Bishop Olivia attempts to provide biblical support for these views by appealing to Colossians:
15 [Christ] is the image of the invisible God, the firstborn of all creation; 16 for in him all things in heaven and on earth were created, things visible and invisible, whether thrones or dominions or rulers or powers—all things have been created through him and for him.
She appeals also to the famous Prologue to John’s Gospel (ch. 1):
1 In the beginning was the Word, and the Word was with God, and the Word was God…3 All things came into being through him…the Word became flesh and Dwelt among us…full of grace and truth.
Now, the attentive reader will notice that these texts say pretty much the opposite of what Bishop Olivia wants them to say. They assert that all things were created by and with and through Christ. But they do not assert that the creation is an incarnation of God. Far from it: according to John 1:18, the eternal Word of God (Christ) became incarnate when he ‘became flesh,and dwelt among us.’
‘Simply put,’ (writes Ian Paul)
‘it is a central affirmation of Scripture, and of all orthodox theology in the Judeo-Christian tradition, that God is distinct from God’s creation, and should not be confused with it—in striking contrast to a whole range of other religious traditions.’
Bishop Olivia wants us to ‘go more broadly and deeply’ into the incarnation. But to attempt to apply what properly only belongs to Jesus to the whole of creations is neither broad, nor deep, but rather bizarre and muddled.

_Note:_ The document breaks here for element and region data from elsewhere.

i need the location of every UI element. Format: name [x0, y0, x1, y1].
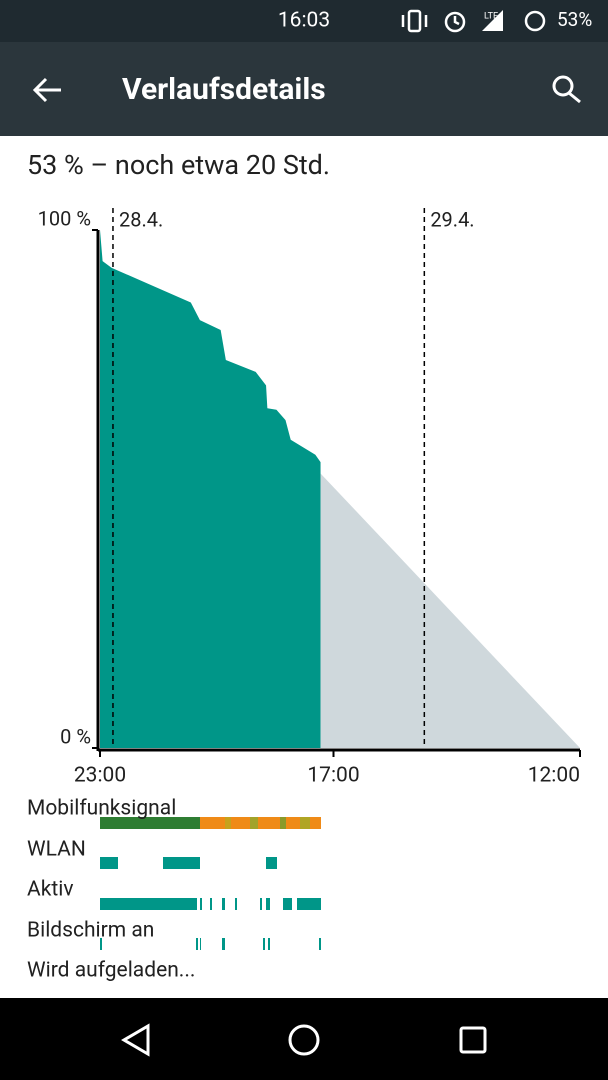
status-icons	[401, 9, 546, 33]
x-tick-label: 17:00	[307, 764, 359, 788]
status-bar	[0, 0, 608, 42]
y-tick-label: 100 %	[38, 206, 91, 230]
search-button[interactable]	[552, 75, 581, 104]
row-label: Wird aufgeladen...	[27, 959, 195, 983]
battery-chart: 28.4. 29.4. 0 % 100 % 23:00 17:00 12:00	[38, 206, 581, 788]
row-label: Mobilfunksignal	[27, 797, 176, 821]
nav-recents[interactable]	[459, 1026, 487, 1054]
date-label: 28.4.	[119, 207, 163, 231]
signal-icon	[482, 10, 503, 31]
toolbar-title: Verlaufsdetails	[122, 72, 326, 107]
network-type: LTE	[484, 11, 498, 21]
toolbar	[0, 42, 608, 136]
row-label: WLAN	[27, 838, 86, 862]
battery-area	[100, 230, 321, 748]
activity-strips	[100, 817, 321, 950]
x-tick-label: 12:00	[528, 764, 580, 788]
y-tick-label: 0 %	[60, 724, 91, 748]
battery-area	[320, 473, 580, 748]
date-label: 29.4.	[430, 207, 474, 231]
x-tick-label: 23:00	[74, 764, 126, 788]
nav-home[interactable]	[288, 1024, 320, 1056]
clock: 16:03	[278, 9, 330, 33]
nav-bar	[0, 998, 608, 1080]
summary: 53 % – noch etwa 20 Std.	[27, 149, 330, 181]
row-label: Aktiv	[27, 878, 74, 902]
nav-back[interactable]	[121, 1023, 150, 1057]
battery-text: 53%	[557, 8, 592, 31]
row-label: Bildschirm an	[27, 919, 154, 943]
back-button[interactable]	[32, 77, 61, 103]
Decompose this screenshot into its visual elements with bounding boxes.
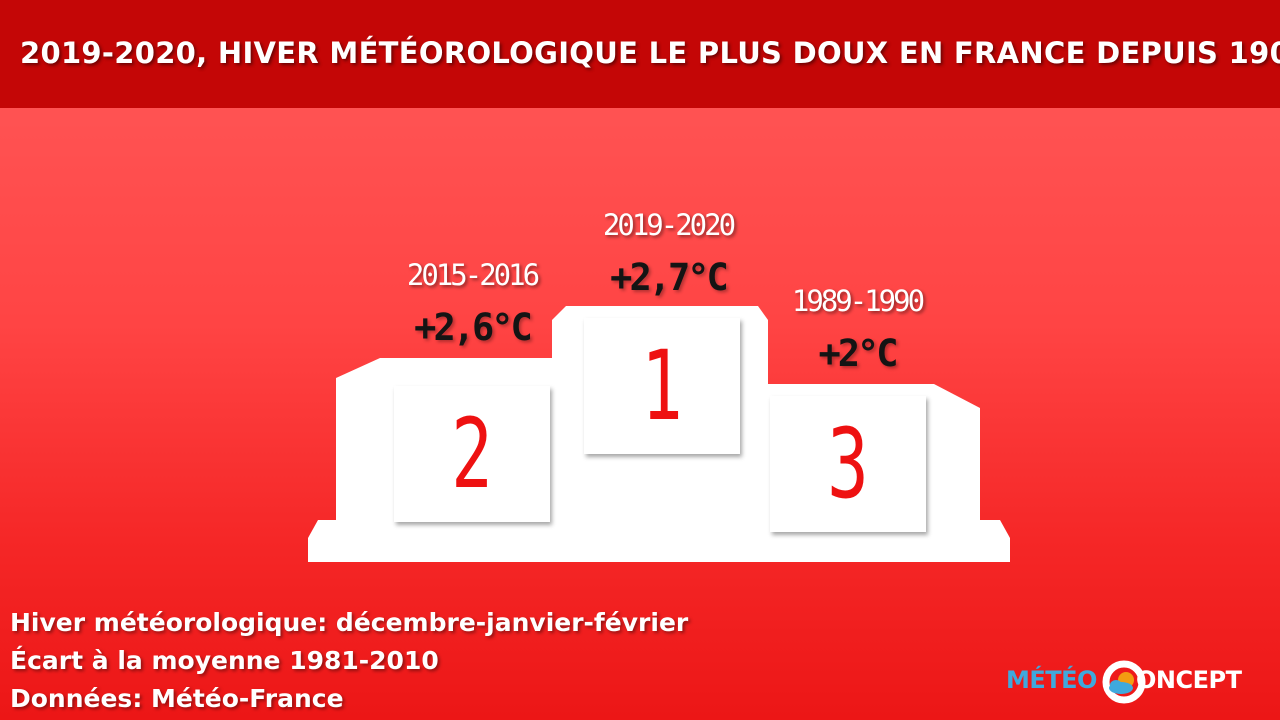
period-second: 2015-2016 (406, 258, 540, 292)
card-third (770, 396, 926, 532)
logo-text-concept: ONCEPT (1136, 666, 1242, 694)
anomaly-first: +2,7°C (610, 256, 729, 299)
meteo-concept-logo: MÉTÉO ONCEPT (1006, 660, 1266, 704)
footnote-reference-period: Écart à la moyenne 1981-2010 (10, 646, 439, 675)
rank-first: 1 (641, 330, 683, 442)
footnote-data-source: Données: Météo-France (10, 684, 344, 713)
card-first (584, 318, 740, 454)
anomaly-second: +2,6°C (414, 306, 533, 349)
footnote-winter-definition: Hiver météorologique: décembre-janvier-f… (10, 608, 689, 637)
logo-sun-cloud-icon (1102, 660, 1146, 704)
anomaly-third: +2°C (818, 332, 898, 375)
period-first: 2019-2020 (602, 208, 736, 242)
page-title: 2019-2020, HIVER MÉTÉOROLOGIQUE LE PLUS … (20, 36, 1280, 70)
rank-third: 3 (827, 408, 869, 520)
header-banner: 2019-2020, HIVER MÉTÉOROLOGIQUE LE PLUS … (0, 0, 1280, 108)
period-third: 1989-1990 (791, 284, 925, 318)
logo-text-meteo: MÉTÉO (1006, 666, 1097, 694)
rank-second: 2 (451, 398, 493, 510)
card-second (394, 386, 550, 522)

Apparently, responses on social media have included personal attacks (which are, of course, inexcusable) to accusations of heresy. With regard to the latter, it is difficult to see how Bishop Olivia can avoid the charge of teaching pantheism (a doctrine which identifies God with the universe, or regards the universe as a manifestation of God). She has provided the following ‘clarification‘…

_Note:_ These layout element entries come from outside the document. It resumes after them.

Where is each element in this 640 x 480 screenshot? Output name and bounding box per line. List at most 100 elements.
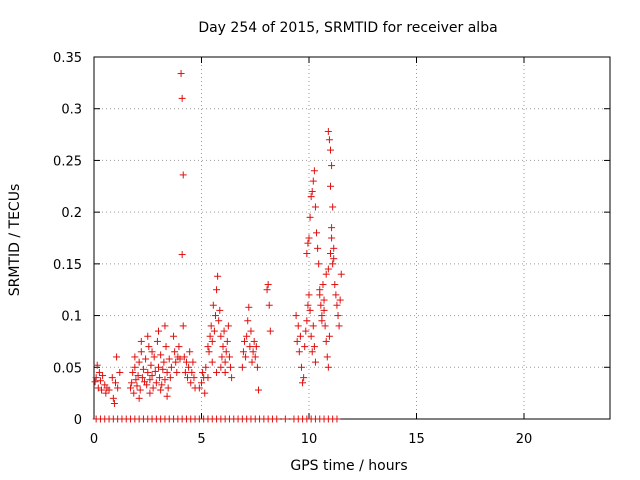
data-point [309, 177, 317, 185]
data-point [186, 348, 194, 356]
data-point [110, 399, 118, 407]
data-point [336, 296, 344, 304]
data-point [227, 363, 235, 371]
data-point [252, 343, 260, 351]
data-point [216, 306, 224, 314]
data-point [167, 363, 175, 371]
plot-frame [93, 56, 611, 420]
data-point [147, 361, 155, 369]
data-point [144, 332, 152, 340]
data-point [112, 379, 119, 387]
data-point [135, 358, 143, 366]
data-point [215, 317, 223, 325]
data-point [273, 415, 281, 423]
data-point [99, 372, 107, 380]
data-point [161, 322, 169, 330]
data-point [163, 392, 171, 400]
data-point [155, 327, 162, 335]
data-point [153, 337, 161, 345]
data-point [292, 312, 300, 320]
data-point [310, 343, 318, 351]
data-point [316, 286, 324, 294]
y-tick-label: 0.2 [61, 206, 82, 221]
x-tick-label: 5 [197, 432, 205, 447]
data-point [93, 361, 101, 369]
data-point [333, 415, 341, 423]
y-tick-label: 0.35 [53, 51, 82, 66]
data-point [172, 358, 180, 366]
x-tick-label: 0 [90, 432, 98, 447]
data-point [207, 322, 215, 330]
data-point [177, 70, 185, 78]
data-point [333, 301, 341, 309]
data-point [328, 162, 336, 170]
y-tick-label: 0.15 [53, 258, 82, 273]
data-point [195, 384, 203, 392]
data-point [266, 327, 274, 335]
data-point [247, 327, 255, 335]
data-point [223, 337, 231, 345]
data-point [302, 327, 310, 335]
data-point [164, 384, 172, 392]
data-point [303, 317, 311, 325]
data-point [157, 351, 165, 359]
data-point [179, 171, 187, 179]
data-point [214, 272, 222, 280]
data-point [307, 193, 315, 201]
data-point [323, 353, 331, 361]
data-point [213, 286, 221, 294]
data-point [182, 358, 190, 366]
data-point [322, 337, 330, 345]
data-point [294, 322, 302, 330]
data-point [189, 358, 197, 366]
data-point [156, 374, 164, 382]
data-point [246, 343, 254, 351]
data-point [109, 394, 117, 402]
data-point [178, 94, 186, 102]
data-point [308, 348, 316, 356]
data-point [308, 187, 316, 195]
data-point [149, 384, 157, 392]
data-point [148, 372, 156, 380]
data-point [134, 372, 142, 380]
data-point [245, 303, 253, 311]
data-point [311, 358, 319, 366]
data-point [113, 353, 121, 361]
data-point [300, 374, 308, 382]
data-point [304, 301, 312, 309]
data-point [159, 365, 167, 373]
data-point [190, 374, 198, 382]
data-point [253, 363, 261, 371]
data-point [218, 353, 226, 361]
data-point [324, 363, 332, 371]
data-points [91, 70, 345, 423]
data-point [325, 332, 333, 340]
data-point [108, 374, 116, 382]
data-point [171, 348, 179, 356]
data-point [221, 368, 229, 376]
data-point [142, 355, 150, 363]
data-point [173, 368, 181, 376]
data-point [301, 343, 309, 351]
y-axis-label: SRMTID / TECUs [7, 184, 23, 297]
data-point [98, 386, 106, 394]
y-tick-label: 0.25 [53, 154, 82, 169]
data-point [304, 239, 312, 247]
data-point [151, 367, 159, 375]
data-point [144, 368, 152, 376]
data-point [205, 348, 213, 356]
data-point [160, 358, 168, 366]
data-point [188, 368, 196, 376]
data-point [131, 353, 139, 361]
data-point [320, 296, 328, 304]
data-point [128, 379, 136, 387]
data-point [293, 337, 301, 345]
data-point [143, 381, 151, 389]
y-tick-label: 0.3 [61, 103, 82, 118]
data-point [265, 301, 273, 309]
data-point [334, 312, 342, 320]
x-tick-label: 15 [408, 432, 425, 447]
data-point [148, 348, 156, 356]
data-point [145, 343, 153, 351]
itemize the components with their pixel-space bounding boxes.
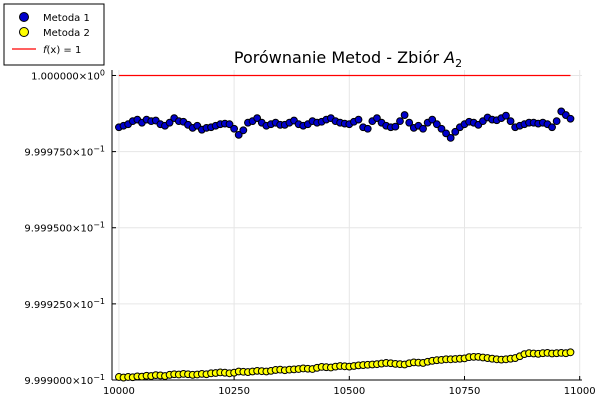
chart-title-subscript: 2 <box>455 57 462 70</box>
data-point <box>502 111 510 120</box>
data-point <box>442 129 450 138</box>
data-point <box>437 124 446 133</box>
legend-label-metoda-1: Metoda 1 <box>43 13 90 24</box>
legend-label-metoda-2: Metoda 2 <box>43 28 90 39</box>
legend-label-fx: f(x) = 1 <box>43 45 81 56</box>
data-point <box>506 117 515 126</box>
y-tick-label: 9.999000×10−1 <box>24 373 105 387</box>
data-point <box>225 120 234 129</box>
series-layer <box>115 74 575 382</box>
grid-lines <box>112 70 582 381</box>
data-point <box>230 124 239 133</box>
data-point <box>566 348 575 357</box>
x-tick-label: 10500 <box>333 386 365 397</box>
data-point <box>419 124 427 133</box>
data-point <box>552 117 561 126</box>
data-point <box>391 122 400 131</box>
series-1 <box>115 107 575 142</box>
data-point <box>396 117 404 126</box>
data-point <box>165 118 174 127</box>
data-point <box>428 115 437 124</box>
legend-label-fx-rest: (x) = 1 <box>47 45 82 56</box>
y-tick-label: 1.000000×100 <box>31 68 105 82</box>
x-ticks: 10000 10250 10500 10750 11000 <box>103 376 596 397</box>
legend-label-fx-func: f <box>43 45 48 56</box>
data-point <box>451 127 460 136</box>
y-tick-label: 9.999750×10−1 <box>24 145 105 159</box>
data-point <box>432 120 441 129</box>
chart-title-text: Porównanie Metod - Zbiór <box>234 48 444 67</box>
x-tick-label: 10250 <box>218 386 250 397</box>
chart-title: Porównanie Metod - Zbiór A2 <box>234 48 462 70</box>
x-tick-label: 11000 <box>564 386 596 397</box>
chart-title-symbol: A <box>443 48 455 67</box>
data-point <box>253 114 262 123</box>
data-point <box>363 124 372 133</box>
data-point <box>446 134 455 142</box>
x-tick-label: 10750 <box>449 386 481 397</box>
series-2 <box>115 348 575 382</box>
data-point <box>548 123 556 132</box>
data-point <box>234 130 243 139</box>
axes <box>111 70 582 381</box>
y-tick-label: 9.999250×10−1 <box>24 297 105 311</box>
data-point <box>373 114 381 123</box>
legend-marker-metoda-1 <box>19 12 29 22</box>
data-point <box>405 118 414 127</box>
data-point <box>566 114 575 123</box>
legend: Metoda 1 Metoda 2 f(x) = 1 <box>3 3 105 66</box>
legend-marker-metoda-2 <box>19 27 29 37</box>
y-tick-label: 9.999500×10−1 <box>24 221 105 235</box>
y-ticks: 9.999000×10−1 9.999250×10−1 9.999500×10−1 9… <box>24 68 116 387</box>
data-point <box>239 126 248 135</box>
data-point <box>400 111 409 119</box>
data-point <box>354 115 363 124</box>
x-tick-label: 10000 <box>103 386 135 397</box>
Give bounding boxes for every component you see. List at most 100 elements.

The event of the Incarnation of Christ, at a moment in time and in a place on Earth was unique, unrepeatable and salvic [sic]. Through this event, as Colossians 1 puts it, we see in Christ, not only the image of the invisible God, but the fulness of God, and the whole of the created world has access to ultimate reconciliation with God… I can see that the words I used had a pantheistic ring to them, which I did not intend (God and creation are not the same thing). But I think that it is helpful, in considering our relationship to our world to think about the notion that the Divine pervades every part of the universe, while clearly being above, beyond and greater than the universe.
…although this looks to me more like a piece of rather defensive back-tracking. As Ian Paul remarks, if she didn’t intend for her video to sound pantheistic, she should withdraw it.
As Ian Paul rather slyly remarks, it would be nice to think that Bishop Olivia got her ideas from reading ‘too much Spinoza, or Hegel, or Whitehead’. But the source may be simpler, and closer to hand. Richard Rohr has written:
‘Through the act of creation, God manifested the eternally out-flowing Divine Presence into the physical and material world. Ordinary matter is the hiding place for Spirit and thus the very Body of God…When Paul wrote, “There is only Christ. He is everything and he is in everything” (Colossians 3:11), was he a naïve pantheist or did he really understand the full implication of the Gospel of Incarnation? God seems to have chosen to manifest the invisible in what we call the “visible,” so that all things visible are the revelation of God’s endlessly diffusive spiritual energy.’
This whole episode raises the question of how a person (male or female) can have trained for ordained ministry, have twenty years’ of experience behind them, then reach the office of bishop, but still imagine they are going into things ‘more broadly and deeply’ when in fact they are leading people into confusion.